Wes Anderson ama a sus personajes, verdaderos perdedores postmodernos que recitan afilados diálogos de humor negro con el rostro más serio. Esquizofrénicos en muchas ocasiones, fracasados en la vida, envueltos en un manto de soledad y apatía, llenos de flaquezas y de traumas del pasado... Son seres en permanente crisis existencial a los que Anderson observa con microscopio, subrayando cada detalle de su desequilibrio, casi regocijándose en sus debilidades y psicopatías... un dibujo hiperrealista de lo que no funciona exhibido en una puesta en escena casi teatral que, paradójicamente, consigue conmover al espectador. Y lo hace porque Anderson mira sus personajes con una profunda ternura y sinceridad, como queriendo gritar a través de ese barroquismo formal que la vida es triste y la alegría fugaz, pero que el viaje siempre es más agradable con alguien al lado que te acompañe.

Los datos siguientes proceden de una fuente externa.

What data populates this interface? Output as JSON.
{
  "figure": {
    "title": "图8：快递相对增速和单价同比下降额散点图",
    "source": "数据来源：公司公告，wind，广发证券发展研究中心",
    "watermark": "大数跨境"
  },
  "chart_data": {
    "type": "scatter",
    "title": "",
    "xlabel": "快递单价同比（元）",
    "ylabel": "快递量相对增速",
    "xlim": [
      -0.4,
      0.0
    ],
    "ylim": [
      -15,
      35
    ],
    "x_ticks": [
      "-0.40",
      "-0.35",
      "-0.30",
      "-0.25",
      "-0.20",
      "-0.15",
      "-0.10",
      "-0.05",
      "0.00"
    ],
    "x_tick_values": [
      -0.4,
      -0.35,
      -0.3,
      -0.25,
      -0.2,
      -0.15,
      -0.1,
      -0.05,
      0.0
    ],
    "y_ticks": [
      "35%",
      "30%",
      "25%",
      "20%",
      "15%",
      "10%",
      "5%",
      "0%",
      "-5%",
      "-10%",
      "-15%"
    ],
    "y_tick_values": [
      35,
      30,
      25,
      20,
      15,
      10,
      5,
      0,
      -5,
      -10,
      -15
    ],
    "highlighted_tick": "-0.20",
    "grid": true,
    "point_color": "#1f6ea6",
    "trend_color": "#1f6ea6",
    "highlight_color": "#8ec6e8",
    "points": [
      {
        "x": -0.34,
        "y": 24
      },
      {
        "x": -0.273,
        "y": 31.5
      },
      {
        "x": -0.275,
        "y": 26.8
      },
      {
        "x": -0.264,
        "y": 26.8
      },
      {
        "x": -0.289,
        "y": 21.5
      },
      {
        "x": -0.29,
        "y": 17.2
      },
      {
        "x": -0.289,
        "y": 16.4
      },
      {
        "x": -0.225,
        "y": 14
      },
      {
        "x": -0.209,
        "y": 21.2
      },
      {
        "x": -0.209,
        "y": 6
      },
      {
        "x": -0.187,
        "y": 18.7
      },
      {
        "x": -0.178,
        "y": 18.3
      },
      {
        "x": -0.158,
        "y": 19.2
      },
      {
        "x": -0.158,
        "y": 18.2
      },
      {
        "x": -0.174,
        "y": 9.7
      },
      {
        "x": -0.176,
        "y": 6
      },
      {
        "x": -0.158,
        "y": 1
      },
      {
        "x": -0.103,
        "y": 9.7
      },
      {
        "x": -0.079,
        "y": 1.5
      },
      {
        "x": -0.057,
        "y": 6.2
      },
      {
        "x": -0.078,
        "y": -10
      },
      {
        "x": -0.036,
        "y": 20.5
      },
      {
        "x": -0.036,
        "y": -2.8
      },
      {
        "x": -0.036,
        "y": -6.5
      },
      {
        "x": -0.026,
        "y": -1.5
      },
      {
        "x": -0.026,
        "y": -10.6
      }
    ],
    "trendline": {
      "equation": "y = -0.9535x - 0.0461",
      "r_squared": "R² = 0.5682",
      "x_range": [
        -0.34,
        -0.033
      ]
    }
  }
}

El preciosismo estético de Wes Anderson, ya había deslumbrado en ese corrosivo retrato del mundo académico que es Academia Rushmore, en el surrealismo de la familia llevada a su grado extremo disfuncional de Los Tenenbaums o en la parodia un tanto fallida de La vida acuática de Steve Zissou. Pero es en Viaje a Darjeeling donde Anderson firma su mejor obra, caminando sin caerse por las vías de la tragicomedia, combinando el humor negro con el romanticismo, la hipérbole detallista con el lirismo profundo. Un viaje de absoluto subidón sin necesidad de pastillas.